= Francis Vernon =

English traveller and author

Francis Vernon (c. 1637 – 1677) was an English traveller and writer. Serving as secretary to the Paris embassy, Vernon became a key link between French and English scholars, copying important works for the Royal Society. He was considered frivolous, sharing court gossip and cultural news. His final journey from Venice to Safavid Persia ended in his murder in 1677 after rediscovering Delphi's location.

==Early life==
Born about 1637, near Charing Cross, he was the son of Francis Vernon of London and brother of James Vernon. He was admitted in 1649 to Westminster School. He matriculated on 10 November 1654 at Christ Church, Oxford. He graduated B.A. on 28 January 1658, and M.A. on 17 July 1660.

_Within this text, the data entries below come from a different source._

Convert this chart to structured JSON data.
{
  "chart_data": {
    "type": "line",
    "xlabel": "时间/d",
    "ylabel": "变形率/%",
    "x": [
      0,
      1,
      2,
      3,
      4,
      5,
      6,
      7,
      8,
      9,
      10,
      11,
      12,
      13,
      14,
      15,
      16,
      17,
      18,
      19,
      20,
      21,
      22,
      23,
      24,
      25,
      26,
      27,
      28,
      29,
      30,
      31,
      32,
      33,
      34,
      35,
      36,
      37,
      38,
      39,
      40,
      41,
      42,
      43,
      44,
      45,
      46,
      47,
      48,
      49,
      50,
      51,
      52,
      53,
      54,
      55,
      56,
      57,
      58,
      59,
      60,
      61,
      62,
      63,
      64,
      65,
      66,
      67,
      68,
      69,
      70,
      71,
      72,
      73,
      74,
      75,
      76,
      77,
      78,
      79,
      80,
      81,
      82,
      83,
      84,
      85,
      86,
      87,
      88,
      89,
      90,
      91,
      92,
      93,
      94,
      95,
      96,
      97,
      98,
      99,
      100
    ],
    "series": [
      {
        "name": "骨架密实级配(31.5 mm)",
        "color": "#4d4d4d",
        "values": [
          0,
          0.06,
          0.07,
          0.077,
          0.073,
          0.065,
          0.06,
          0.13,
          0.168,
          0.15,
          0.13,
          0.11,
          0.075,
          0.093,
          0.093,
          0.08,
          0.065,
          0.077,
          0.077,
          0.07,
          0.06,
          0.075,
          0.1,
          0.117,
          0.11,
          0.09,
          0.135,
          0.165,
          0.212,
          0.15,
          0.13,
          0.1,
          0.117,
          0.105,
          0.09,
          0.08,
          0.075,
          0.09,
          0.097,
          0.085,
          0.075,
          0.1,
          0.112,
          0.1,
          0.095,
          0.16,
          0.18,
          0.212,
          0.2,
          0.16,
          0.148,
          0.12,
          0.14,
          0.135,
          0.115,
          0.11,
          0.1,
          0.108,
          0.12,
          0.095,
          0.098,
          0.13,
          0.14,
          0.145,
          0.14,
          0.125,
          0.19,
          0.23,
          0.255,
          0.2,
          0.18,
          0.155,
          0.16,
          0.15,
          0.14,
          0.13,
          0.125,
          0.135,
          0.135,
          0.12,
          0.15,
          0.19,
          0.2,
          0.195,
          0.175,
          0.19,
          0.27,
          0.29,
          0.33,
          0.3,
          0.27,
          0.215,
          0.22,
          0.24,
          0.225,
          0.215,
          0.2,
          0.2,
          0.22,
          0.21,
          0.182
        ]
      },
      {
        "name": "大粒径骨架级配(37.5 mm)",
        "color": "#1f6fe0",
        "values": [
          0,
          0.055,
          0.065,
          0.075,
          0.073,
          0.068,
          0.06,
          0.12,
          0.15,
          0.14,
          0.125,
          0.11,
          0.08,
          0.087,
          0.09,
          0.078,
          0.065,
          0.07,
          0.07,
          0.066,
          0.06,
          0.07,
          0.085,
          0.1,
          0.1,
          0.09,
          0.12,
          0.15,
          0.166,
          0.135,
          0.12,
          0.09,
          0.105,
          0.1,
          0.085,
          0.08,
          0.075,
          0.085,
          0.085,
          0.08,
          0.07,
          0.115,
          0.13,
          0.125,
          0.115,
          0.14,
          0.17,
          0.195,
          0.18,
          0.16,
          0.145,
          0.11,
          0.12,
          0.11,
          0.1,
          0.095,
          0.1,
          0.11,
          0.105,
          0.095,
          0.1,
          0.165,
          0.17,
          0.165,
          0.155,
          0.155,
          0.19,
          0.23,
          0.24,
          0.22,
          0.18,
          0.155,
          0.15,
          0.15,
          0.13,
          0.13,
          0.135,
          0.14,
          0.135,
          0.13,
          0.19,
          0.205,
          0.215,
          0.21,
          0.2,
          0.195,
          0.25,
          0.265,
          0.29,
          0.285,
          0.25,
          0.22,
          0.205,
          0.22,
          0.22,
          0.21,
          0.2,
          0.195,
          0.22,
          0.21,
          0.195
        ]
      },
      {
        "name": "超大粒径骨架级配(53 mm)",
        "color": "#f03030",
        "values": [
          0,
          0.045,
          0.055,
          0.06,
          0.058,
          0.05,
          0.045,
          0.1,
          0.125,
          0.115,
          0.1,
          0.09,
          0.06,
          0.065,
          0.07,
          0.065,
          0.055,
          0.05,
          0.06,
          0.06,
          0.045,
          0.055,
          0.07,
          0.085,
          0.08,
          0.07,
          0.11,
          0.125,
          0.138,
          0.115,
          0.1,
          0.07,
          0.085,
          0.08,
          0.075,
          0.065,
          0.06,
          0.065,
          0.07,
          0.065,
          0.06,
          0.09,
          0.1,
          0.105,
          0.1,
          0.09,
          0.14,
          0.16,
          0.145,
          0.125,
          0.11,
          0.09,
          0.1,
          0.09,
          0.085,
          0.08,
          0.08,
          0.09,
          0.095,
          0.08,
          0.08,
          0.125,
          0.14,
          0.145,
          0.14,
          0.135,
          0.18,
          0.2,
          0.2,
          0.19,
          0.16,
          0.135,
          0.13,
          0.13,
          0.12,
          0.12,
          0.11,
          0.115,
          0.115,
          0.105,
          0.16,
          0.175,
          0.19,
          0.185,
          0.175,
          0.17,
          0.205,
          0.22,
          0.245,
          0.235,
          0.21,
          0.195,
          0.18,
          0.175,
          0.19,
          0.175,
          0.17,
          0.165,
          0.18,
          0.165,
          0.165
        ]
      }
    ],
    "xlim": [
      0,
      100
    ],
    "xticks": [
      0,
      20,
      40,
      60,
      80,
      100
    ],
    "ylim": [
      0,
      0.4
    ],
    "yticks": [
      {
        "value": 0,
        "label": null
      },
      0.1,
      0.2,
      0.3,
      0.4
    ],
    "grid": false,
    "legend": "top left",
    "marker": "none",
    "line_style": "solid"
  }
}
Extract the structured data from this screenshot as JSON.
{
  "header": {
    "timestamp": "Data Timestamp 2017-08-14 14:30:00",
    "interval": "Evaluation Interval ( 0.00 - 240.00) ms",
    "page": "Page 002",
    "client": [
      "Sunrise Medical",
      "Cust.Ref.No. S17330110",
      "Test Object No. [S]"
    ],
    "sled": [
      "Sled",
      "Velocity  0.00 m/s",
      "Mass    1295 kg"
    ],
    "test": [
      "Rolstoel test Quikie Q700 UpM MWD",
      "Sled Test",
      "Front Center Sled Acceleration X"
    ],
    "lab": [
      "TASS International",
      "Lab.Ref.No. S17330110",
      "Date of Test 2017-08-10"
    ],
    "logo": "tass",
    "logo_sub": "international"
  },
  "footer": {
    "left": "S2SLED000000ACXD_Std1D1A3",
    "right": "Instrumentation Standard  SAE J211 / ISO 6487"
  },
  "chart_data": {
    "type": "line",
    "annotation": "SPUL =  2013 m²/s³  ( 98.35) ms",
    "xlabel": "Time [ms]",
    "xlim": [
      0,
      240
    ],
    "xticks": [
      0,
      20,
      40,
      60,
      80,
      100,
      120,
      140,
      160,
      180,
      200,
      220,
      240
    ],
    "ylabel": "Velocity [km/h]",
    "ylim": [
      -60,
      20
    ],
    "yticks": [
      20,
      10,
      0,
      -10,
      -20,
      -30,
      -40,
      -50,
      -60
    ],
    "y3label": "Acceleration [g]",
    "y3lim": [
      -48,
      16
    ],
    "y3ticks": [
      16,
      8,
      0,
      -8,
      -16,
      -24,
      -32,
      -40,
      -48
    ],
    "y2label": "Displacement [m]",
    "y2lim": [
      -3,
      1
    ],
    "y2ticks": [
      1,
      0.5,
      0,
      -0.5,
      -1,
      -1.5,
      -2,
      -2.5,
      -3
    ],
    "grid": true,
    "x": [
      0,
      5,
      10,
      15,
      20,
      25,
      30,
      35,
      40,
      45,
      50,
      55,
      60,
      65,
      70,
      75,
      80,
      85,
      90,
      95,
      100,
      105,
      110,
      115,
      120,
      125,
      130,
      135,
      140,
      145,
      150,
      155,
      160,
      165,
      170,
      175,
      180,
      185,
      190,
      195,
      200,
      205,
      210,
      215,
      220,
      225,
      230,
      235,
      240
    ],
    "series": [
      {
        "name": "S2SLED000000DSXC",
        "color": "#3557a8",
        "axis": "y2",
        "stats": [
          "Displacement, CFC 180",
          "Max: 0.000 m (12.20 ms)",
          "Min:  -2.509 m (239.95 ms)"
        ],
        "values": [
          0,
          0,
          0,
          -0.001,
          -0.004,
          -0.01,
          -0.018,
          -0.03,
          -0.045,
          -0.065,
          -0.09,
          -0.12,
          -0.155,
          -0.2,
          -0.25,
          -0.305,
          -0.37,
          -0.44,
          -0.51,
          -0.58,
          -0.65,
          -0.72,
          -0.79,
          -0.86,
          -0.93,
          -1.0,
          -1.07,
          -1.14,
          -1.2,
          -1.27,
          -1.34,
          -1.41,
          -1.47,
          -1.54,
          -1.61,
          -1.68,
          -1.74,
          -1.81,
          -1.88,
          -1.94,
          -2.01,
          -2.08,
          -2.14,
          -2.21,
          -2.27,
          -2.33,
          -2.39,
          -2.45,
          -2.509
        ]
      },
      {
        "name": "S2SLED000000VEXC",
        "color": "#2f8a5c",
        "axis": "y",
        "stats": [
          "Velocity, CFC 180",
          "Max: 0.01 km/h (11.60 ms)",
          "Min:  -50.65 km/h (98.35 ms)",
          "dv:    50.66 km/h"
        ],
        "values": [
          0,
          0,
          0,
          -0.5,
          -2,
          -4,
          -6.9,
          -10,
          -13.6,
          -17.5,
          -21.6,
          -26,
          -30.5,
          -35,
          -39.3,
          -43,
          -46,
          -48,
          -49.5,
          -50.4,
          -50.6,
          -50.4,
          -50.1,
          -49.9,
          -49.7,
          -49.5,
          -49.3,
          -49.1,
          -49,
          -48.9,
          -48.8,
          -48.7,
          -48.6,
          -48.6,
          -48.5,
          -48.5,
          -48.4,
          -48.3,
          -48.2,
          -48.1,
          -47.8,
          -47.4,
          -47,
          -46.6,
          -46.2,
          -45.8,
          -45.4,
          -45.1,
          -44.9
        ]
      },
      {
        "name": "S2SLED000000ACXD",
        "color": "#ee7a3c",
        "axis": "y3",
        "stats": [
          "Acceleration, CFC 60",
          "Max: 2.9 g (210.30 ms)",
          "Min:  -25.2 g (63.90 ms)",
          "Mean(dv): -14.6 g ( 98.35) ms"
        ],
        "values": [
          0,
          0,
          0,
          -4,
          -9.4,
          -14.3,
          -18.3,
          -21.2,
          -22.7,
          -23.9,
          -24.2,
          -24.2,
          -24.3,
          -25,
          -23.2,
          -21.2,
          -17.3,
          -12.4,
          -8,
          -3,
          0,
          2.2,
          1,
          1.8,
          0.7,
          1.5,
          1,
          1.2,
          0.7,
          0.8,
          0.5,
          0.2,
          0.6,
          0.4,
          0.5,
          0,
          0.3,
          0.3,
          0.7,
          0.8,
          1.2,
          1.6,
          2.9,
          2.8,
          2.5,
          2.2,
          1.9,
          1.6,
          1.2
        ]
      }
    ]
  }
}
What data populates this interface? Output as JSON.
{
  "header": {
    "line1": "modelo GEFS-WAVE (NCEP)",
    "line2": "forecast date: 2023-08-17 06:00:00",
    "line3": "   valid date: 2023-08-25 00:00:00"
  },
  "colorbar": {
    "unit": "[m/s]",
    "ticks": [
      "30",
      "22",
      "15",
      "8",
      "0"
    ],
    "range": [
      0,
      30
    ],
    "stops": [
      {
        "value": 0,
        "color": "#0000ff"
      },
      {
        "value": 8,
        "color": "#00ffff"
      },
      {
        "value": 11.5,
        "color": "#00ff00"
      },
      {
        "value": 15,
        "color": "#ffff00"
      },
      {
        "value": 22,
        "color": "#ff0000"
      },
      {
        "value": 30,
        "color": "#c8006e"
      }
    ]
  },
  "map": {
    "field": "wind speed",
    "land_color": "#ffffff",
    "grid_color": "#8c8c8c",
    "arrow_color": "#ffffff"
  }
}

Vernon began to travel before he had taken his master's degree. During one of his voyages, he was taken by pirates and sold. After his release, he seems to have returned to Oxford. In 1668, he was chosen because of his experience to accompany Charles Howard, 1st Earl of Carlisle, ambassador-extraordinary to Sweden, and the king wrote to Christ Church requesting a leave of absence for him.

==In Paris==
Vernon was next appointed to go with Ralph Montagu to Paris as secretary to the embassy. His letters fell below the required standard, but he remained there till the end of 1671. He was, in fact, considered frivolous for filling correspondence with court and city gossip. He reported, for example, the first performances of plays by Jean Racine and Pierre Corneille in 1670 (the rival Bérénice and Tite et Bérénice).

During this time, Vernon became a point of contact between the scholars of France and England. In 1670, Christiaan Huygens, seriously ill, chose Vernon to carry out a donation of his papers to the Royal Society in London, should he die. Jean-Baptiste Colbert controlled the French Academy of Sciences closely; in particular, the circulation of publications of its academicians. Vernon copied the Mésure de la terre of Jean Picard for the Royal Society, which therefore saw it in 1671, while Colbert communicated it officially in 1676.

Among Vernon's other correspondents was Edward Pococke, copies of whose son's Latin version of Ibn-al-Tifail he presented to the Sorbonne and to Christiaan Huyghens. Another correspondent was John Collins, for whom Vernon obtained books through Jean Berthet, including works by René Descartes and Blaise Pascal. He also sent James Gregory a copy of Fermat's Diophantus. Vernon's services were recognised by his election to the Royal Society on his return to England in 1672, his proposer being Henry Oldenburg.

==Final voyage and death==
Vernon's final journey was from Venice, through Dalmatia, Greece and the islands to Persia. This expedition led in particular to the rediscovery of the location of Delphi, which was, at that time, unknown in western Europe.

Vernon set off with George Wheler, Jacob Spon and Sir Giles Eastcourt on 20 June 1675. They were on the galley of the bailo (Giovanni Morosini, appointed that year). At Corfu, they were taken for spies, a recurring problem. The party broke up at Zante. All four, as well as Bernard Randolph, whom Vernon encountered later, left written records of these travels. An account of Athens, Athènes Ancienne et nouvelle, had appeared that year, written by George Guillet, who called himself Guillet de St Georges. It claimed to be based on first-hand experience but was in fact collated from published sources. Spon had seen a recent account by the Jesuit Jacques Babin and wanted to compare Guillet's book with the facts on the ground.

Vernon in fact anticipated Spon in checking Guillet's book. He landed in central Greece in August 1675, through Domvrena. He travelled to Athens, and set up to tour the Peloponnese on 2 September with Eastcourt as companion. Via Mistra and Kalamata, they turned north to Patras. At Naupaktos, Eastcourt fell ill, and he died at Vitrinitza. Via Salona, Delphi and Thebes, Vernon returned to Athens on 3 October.

Arriving alone in Persia, in the spring of 1677, Vernon was in a quarrel over a penknife and was murdered. He was buried at Ispahan two days afterwards. News of his fate was transmitted by Robert Huntington in Aleppo.

==Works==
Vernon's Journal, which was begun at Spalatro (Split) and finished at Isfahan, was found among the papers of Robert Hooke. It contains notes and many inscriptions. A letter to Oldenburg, dated 10 January 1675, was printed in the Philosophical Transactions of 1676 as Observations made during Travels from Venice through Dalmatia … to Smyrna. It was translated into French by Jacob Spon, who incorporated it in his Réponses à la Critique publiée par M. Guillet, 1679. It contained the first description of Athens by an English visitor. In particular Vernon reported on the Parthenon, some years before the damage caused by Francesco Morosini's bombardment. Combined with notes of Jacques Carrey, the observations of Vernon were used by William Bell Dinsmoor in his Parthenon reconstruction, in relation to the south frieze.

A Latin poem entitled Oxonium Poema, published in 1667, under the initials "F. V. ex æde Christi", has been identified as by Vernon. It is a description of Oxford and its environs.